A long time ago, in a lifetime far, far away — when I was still eating flesh and muscle — there was a grand tradition during Summertime in Nebraska for family and friends to get together and eat outside under the sun, moon and stars.  BBQ was a rite of passage and to get there, you not only had to learn how to BBQ, you also had to be a master eater as well.

Unfortunately, for young children, eating meat on bone usually means there is some muscle and gristle and bones left behind — and some people, who were born poor and raised to be frugal — can get upset that one child’s “completely eaten chicken leg” is, in evidence, barely more than a single missing biteful.

An old family friend, who was raised on a dirt poor farm in the Midwest would cringe at the uneaten leftovers, and instead of allowing the uneaten bits left on the chicken bones to be thrown away, he’d ask that any leftover bones — even bones stripped of any ready meat by ravenous teenagers and experienced adults — be piled on his plate so he could “finish them off” on behalf of the “starving children in Africa.”

My friend would then commence to consume every last bit of chicken, gristle and bone.  Like a dog, he would chew on each bone, consecutively and meticulously, so he could suck out the little bit of marrow in the dead body part.

It was always quite a show to watch him vacuum empty every single bone set before him. Jokes about a human garbage disposal abounded each time he set forth on that feat of hubris and demonstration of gastrointestinal strength; but the process was always sad and sloppy, and greasy, and gross, and the only thing left behind on his plate when he finished was something akin to residual nuclear ash from a bonfire of his vanity.

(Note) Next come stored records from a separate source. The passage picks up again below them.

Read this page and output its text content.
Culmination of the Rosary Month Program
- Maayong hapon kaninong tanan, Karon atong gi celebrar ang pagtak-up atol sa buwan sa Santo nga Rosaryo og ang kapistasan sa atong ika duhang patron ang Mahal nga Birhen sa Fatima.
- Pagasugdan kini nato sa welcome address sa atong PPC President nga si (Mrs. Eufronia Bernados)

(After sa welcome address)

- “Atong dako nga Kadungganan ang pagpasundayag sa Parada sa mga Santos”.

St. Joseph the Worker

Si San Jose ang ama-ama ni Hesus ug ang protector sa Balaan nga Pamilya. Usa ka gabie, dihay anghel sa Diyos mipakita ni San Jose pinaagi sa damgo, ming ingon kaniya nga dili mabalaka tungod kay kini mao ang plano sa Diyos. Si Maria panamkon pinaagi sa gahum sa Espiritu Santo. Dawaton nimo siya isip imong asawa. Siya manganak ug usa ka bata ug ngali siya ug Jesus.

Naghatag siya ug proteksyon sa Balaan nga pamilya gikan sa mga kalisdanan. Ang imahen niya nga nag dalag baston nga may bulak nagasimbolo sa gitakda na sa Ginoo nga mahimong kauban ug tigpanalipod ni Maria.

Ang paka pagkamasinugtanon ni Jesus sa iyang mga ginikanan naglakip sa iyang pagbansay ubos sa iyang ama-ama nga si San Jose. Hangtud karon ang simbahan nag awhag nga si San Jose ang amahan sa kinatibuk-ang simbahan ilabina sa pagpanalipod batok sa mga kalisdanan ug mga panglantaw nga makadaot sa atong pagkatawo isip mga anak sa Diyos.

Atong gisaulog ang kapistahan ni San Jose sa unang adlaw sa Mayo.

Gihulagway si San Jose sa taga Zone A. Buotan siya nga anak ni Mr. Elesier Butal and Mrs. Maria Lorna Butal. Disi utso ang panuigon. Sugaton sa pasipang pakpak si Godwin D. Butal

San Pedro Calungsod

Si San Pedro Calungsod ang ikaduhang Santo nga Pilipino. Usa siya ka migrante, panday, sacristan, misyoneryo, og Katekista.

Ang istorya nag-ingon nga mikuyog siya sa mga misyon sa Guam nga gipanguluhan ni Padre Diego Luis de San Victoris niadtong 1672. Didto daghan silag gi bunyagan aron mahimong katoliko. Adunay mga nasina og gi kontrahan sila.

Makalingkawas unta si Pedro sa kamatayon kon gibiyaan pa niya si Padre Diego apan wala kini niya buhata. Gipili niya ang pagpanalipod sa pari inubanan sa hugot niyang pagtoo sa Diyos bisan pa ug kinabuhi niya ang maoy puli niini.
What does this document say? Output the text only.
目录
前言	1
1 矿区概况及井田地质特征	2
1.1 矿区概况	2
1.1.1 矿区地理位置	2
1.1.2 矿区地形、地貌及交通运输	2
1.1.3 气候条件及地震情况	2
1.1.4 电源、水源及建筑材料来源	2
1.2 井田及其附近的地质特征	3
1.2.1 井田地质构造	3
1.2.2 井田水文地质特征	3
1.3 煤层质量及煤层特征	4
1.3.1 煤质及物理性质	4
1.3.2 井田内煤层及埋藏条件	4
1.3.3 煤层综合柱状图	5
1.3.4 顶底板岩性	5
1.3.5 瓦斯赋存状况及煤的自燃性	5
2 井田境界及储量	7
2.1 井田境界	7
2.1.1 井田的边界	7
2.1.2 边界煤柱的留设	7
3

I’m not sure if a person ever stops feeling like an impoverished child — no matter how much money or success won as an adult.

One cannot help but feel the ongoing pain of a man who could not let a single chicken bone pass by with a little bit of gristle left hanging off the joint.

It was as if he were possessed — not by a need to be unwasteful — but by an overwhelming compulsion to confirm the hope he’d never have to go to bed again hungry, no matter how desperate he became, if he faithfully finished what others left behind.

A man like that can never satisfy the stricken child trapped within, and that’s a sort of silent suffering that no mound of chicken bones could ever mend.


  1. During the Jewish holiday of Passover there are two meals at which meat is traditionally served. One of the laws of Passover is that during the meal one is forbidden to suck the marrow from the bones, as the holiday celebrates the freedom of the Jewish people from Egypt and breaking bones to suck marrow is a sign of poverty — which we do not consider ourselves, at least during the holiday!

    Great story as always, David!

    1. That’s interesting!

      I know in some steak houses beef marrow is a delicacy — “nature’s butter” — and you spread it on toast or just scoop it from the bone, but the whole notion is a little displeasurable to me.